Or how about this?
Is it me plotting the sequel to Pedigree Dogs Exposed? Or perhaps it's the RSPCA or even the HSUS trying to make a point about "mutant show dogs"?
Surprisingly, it's from the most recent FCI newsletter - the FCI being the umbrella organisation for more than 80 kennel clubs worldwide (the UK and US being notable exceptions), setting standards and regulating shows. It is, in fact, a progression of a Swedish initiative first published in 2008 designed to alert judges to the need to be careful not to reward obviously-exaggerated dogs. Then, it highlighted 47 (out of around 300 FCI breeds) that needed attention. Today, there are 46 on the list.

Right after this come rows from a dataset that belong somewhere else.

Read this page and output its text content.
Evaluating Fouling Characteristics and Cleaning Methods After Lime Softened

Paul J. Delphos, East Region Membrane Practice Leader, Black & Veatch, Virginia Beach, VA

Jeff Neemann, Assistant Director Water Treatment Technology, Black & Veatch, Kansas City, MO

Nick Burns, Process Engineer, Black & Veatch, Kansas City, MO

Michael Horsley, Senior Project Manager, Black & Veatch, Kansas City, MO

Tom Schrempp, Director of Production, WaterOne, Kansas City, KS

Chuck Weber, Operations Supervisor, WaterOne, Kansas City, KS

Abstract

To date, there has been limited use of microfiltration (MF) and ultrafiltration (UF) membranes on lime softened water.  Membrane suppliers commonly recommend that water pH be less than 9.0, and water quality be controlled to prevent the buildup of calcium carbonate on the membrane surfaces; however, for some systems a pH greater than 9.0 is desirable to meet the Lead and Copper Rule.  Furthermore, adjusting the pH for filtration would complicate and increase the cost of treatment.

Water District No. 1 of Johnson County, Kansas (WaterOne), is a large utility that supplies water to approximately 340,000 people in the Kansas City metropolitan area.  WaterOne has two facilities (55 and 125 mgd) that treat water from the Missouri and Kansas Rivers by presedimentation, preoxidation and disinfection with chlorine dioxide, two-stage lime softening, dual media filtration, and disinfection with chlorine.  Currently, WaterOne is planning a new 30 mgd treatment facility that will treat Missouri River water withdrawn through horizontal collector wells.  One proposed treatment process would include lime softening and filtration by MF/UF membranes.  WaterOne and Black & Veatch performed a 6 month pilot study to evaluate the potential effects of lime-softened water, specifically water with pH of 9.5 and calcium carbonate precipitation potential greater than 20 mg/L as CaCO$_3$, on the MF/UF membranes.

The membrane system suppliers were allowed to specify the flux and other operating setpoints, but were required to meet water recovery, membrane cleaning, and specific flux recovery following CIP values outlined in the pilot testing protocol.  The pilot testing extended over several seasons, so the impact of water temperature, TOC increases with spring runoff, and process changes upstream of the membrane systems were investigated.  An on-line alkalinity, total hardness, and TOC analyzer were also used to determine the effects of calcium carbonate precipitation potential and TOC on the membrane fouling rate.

Read the whole thing here - and ask yourself if the AKC - or even the semi-reformed KC - would go into print referring to a Chow with extreme conformation as "grotesque" or admit so bluntly (as does the FCI newsletter) that: "Dog shows and breeding of pedigree dogs are correctly criticized for promoting breed type exaggerations constituting risks and hazards for the heath and soundness of individuals as well as entire breeds."
Wow. Gotta hand it to those Swedes - and, actually, the FCI, too, for its most recent Breeding Strategies which, among other things, recommends... "To preserve, or preferably extend, the genetic diversity of the breed, matador breeding and heavy inbreeding should be avoided. Mating between siblings, mother to son or father to daughter should never be performed. As a general recommendation no dog should have more offspring than equivalent to 5% of the number of puppies registered in the breed population during a five-year period."
Disappointingly, the KC in the UK has yet to issue any guidance regarding popular sires. But one of the direct impacts of Pedigree Dogs Exposed was the decision by the KC to no longer register the progeny of first-degree relative matings and it is coming under growing pressure to ban grandparent/grand-offspring matings, too.
In America, meanwhile, you can still mate fathers to daughters, mothers to sons and brothers to sisters and the AKC will still register the puppies - and you can continue to use that top-winning dog at stud as often as you like, and to hell with the genetic consequences.